Ce jour-là, ils sont quelques-uns à se réunir dans les minuscules locaux de l'IPP (l'Institut des politiques publiques) autour de son directeur, Antoine Bozio. On parle de politique économique, de cadre budgétaire et de fiscalité. Déjà à l'époque, la garde rapprochée macronienne pense à baisser de 10 milliards d'euros les impôts des ménages, même s'ils n'ont pas encore opté pour la suppression de la taxe d'habitation. La conversation semble gentiment aller à son terme, quand une question surgit côté « marcheurs ». « Et les retraites ? On n'a pas arrêté d'options là-dessus, mais on ne veut surtout pas faire comme François Fillon avec son relèvement de l'âge légal de départ de 62 à 65 ans. »
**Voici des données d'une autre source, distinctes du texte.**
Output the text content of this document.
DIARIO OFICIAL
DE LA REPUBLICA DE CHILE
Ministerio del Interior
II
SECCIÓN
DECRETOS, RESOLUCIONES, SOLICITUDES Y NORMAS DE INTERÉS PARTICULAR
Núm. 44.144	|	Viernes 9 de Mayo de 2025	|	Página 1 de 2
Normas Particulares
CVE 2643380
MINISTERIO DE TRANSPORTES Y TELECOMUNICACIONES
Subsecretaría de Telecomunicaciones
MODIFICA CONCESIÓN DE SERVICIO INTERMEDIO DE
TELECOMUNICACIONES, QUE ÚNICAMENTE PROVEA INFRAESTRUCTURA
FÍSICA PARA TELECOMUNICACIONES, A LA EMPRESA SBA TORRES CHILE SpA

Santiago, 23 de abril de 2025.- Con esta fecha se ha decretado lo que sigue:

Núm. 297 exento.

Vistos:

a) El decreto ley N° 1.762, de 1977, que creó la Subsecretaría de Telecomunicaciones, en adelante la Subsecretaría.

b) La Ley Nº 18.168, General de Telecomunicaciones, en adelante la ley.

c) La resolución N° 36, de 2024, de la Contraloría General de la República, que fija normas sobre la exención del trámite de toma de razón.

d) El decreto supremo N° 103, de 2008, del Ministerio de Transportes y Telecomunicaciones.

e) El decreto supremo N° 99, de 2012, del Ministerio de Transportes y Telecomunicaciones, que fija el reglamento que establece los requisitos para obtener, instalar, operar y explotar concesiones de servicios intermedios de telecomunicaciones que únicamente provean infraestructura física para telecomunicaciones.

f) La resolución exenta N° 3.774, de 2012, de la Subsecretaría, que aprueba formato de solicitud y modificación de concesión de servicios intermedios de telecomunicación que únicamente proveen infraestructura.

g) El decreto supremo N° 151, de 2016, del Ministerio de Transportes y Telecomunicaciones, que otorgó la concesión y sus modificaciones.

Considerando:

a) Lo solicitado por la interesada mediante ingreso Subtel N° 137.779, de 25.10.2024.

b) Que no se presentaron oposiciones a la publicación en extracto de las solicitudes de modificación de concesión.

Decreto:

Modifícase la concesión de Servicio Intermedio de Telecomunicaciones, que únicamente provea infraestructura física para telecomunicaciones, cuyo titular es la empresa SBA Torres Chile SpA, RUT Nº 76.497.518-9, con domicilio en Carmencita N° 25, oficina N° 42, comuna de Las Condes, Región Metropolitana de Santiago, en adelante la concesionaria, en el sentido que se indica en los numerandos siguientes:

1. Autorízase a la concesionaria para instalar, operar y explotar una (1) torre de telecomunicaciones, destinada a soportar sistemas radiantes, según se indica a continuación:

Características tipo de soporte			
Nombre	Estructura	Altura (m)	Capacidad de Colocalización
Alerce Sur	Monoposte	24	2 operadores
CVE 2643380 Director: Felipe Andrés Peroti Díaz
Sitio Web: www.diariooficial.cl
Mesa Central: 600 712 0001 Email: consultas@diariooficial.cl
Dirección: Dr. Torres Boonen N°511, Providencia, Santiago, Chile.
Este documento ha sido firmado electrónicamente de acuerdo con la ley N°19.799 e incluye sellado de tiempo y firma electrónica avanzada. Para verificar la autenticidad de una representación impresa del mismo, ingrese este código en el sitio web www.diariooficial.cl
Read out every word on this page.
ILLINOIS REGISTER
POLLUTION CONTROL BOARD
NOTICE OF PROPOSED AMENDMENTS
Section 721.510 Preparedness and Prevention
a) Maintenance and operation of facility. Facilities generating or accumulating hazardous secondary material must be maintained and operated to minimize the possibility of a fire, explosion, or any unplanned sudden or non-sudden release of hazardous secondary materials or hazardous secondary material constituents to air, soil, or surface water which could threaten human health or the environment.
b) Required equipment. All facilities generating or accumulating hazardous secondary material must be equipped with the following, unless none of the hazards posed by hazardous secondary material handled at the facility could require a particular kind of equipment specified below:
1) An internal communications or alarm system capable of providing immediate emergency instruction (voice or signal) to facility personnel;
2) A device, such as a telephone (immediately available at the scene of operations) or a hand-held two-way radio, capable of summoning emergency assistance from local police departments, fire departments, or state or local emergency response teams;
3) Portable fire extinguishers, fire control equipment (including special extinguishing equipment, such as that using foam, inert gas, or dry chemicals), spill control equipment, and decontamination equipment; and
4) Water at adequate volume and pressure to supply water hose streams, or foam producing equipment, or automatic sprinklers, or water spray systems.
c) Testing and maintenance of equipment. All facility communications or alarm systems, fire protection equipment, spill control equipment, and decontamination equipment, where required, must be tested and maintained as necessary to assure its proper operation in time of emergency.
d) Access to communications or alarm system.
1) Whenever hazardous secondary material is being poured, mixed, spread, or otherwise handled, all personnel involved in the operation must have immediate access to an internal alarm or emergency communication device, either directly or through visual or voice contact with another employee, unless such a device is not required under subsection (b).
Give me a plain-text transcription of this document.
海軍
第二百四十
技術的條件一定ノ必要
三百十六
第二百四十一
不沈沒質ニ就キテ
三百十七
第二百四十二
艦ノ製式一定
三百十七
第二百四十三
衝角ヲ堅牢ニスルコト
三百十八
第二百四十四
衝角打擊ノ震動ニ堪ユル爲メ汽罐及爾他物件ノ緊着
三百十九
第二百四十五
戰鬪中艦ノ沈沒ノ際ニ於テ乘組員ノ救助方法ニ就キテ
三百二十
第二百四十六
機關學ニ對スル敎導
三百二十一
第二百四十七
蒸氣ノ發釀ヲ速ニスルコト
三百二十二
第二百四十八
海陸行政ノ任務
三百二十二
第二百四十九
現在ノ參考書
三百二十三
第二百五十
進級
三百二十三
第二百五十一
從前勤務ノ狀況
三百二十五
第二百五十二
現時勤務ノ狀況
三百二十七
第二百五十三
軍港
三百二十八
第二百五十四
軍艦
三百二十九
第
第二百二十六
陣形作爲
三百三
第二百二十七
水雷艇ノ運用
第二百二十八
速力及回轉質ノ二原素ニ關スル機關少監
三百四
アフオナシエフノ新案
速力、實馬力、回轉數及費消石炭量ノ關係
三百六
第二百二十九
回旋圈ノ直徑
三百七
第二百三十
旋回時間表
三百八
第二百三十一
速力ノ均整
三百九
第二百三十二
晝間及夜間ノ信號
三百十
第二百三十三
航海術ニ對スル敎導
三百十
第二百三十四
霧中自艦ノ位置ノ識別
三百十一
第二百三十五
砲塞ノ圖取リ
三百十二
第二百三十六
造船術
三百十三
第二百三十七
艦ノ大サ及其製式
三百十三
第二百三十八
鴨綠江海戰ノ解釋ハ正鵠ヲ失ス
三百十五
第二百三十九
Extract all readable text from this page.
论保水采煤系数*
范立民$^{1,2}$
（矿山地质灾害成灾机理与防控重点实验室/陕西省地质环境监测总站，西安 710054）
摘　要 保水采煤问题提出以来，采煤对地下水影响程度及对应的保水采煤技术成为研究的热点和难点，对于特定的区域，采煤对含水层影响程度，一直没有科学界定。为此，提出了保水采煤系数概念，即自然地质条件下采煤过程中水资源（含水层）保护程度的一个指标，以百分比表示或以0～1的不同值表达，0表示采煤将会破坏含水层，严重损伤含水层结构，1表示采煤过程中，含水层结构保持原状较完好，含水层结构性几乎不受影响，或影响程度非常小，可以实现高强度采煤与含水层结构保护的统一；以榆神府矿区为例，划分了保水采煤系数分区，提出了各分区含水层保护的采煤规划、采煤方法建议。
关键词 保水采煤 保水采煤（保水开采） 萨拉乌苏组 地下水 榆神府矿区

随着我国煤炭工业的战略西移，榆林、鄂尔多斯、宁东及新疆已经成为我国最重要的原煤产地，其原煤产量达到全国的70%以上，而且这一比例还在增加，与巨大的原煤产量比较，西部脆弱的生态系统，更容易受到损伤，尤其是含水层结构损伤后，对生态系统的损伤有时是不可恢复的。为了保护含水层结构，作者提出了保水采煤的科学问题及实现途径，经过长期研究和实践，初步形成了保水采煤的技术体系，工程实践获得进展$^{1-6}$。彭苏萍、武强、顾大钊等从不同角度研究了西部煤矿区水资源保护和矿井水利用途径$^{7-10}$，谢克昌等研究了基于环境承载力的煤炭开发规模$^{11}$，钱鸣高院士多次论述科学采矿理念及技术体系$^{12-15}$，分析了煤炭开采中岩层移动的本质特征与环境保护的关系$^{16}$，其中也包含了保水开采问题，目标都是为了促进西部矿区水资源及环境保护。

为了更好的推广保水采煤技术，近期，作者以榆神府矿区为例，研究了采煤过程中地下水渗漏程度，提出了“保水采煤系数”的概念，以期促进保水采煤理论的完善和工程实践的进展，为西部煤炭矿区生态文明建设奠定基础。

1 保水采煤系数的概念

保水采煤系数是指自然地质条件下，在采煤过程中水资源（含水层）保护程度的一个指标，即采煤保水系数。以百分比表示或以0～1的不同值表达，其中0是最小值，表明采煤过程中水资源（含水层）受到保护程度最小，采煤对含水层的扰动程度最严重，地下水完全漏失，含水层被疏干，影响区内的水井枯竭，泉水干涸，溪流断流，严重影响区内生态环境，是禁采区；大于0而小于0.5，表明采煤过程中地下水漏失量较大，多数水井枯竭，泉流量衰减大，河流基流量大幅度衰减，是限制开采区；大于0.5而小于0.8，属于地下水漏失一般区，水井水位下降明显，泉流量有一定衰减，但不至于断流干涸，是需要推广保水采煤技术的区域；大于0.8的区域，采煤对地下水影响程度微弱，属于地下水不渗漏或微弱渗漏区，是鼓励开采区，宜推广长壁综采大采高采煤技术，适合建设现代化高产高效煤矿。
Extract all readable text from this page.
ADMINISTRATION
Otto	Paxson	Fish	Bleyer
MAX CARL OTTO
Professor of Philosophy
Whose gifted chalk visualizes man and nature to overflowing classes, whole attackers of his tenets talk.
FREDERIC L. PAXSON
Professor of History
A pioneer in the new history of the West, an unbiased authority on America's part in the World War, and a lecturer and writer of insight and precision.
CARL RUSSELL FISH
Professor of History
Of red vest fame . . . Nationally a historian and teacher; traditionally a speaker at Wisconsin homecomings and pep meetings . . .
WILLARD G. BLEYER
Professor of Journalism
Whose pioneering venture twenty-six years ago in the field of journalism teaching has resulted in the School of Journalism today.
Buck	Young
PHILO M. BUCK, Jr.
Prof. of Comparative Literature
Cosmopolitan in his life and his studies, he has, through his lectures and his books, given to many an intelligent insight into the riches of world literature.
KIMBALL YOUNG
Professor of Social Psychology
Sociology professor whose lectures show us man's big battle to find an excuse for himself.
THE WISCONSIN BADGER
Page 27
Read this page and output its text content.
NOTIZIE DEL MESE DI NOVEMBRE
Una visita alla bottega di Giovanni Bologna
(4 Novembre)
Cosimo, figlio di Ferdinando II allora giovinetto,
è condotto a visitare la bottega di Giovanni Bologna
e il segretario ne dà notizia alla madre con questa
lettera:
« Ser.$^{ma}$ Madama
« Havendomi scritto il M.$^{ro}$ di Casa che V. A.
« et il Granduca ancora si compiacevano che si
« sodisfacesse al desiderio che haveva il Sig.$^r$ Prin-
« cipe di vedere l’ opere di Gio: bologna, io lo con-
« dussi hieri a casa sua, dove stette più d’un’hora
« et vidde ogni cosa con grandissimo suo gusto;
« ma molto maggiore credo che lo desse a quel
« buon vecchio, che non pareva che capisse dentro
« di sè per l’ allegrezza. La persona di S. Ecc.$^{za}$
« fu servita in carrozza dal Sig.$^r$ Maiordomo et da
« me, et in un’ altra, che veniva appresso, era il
Forcément, Antoine Bozio a une petite idée sur la question . Les retraites, le normalien presque quadra à l'allure juvénile s'y consacre depuis une dizaine d'années. C'était le sujet de sa thèse, rédigée en 2006 sous la direction d'un certain Thomas Piketty. Ensemble ils écrivent en 2008 un livre intitulé « Pour un nouveau système de retraites ». Les auteurs plaident alors pour « la création d'un système unifié de comptes individuels de cotisations offrant les mêmes droits et les mêmes règles à tous les travailleurs ». Ca rappelle quelque chose à quelqu'un ?

Chemin divergent

Depuis, les chemins des deux hommes ont divergé. Thomas Piketty, qui entretient une détestation viscérale d'Emmanuel Macron, a même manifesté le 5 décembre contre ce régime unique . Antoine Bozio, lui, a continué de creuser le même sillon pendant la dernière décennie. Avant l'élection de 2017, il parle de cette idée de réforme d'ampleur du système de pensions à toutes les écuries qui viennent le voir. A droite, le projet n'intéresse pas, la priorité étant de réduire le poids des retraites dans la dépense publique. Au PS, Benoît Hamon est seulement obsédé par le revenu universel. Chez la France insoumise, on veut avant toute chose ramener l'âge de départ à 60 ans. Personne ne semble intéressé, sauf chez les Marcheurs.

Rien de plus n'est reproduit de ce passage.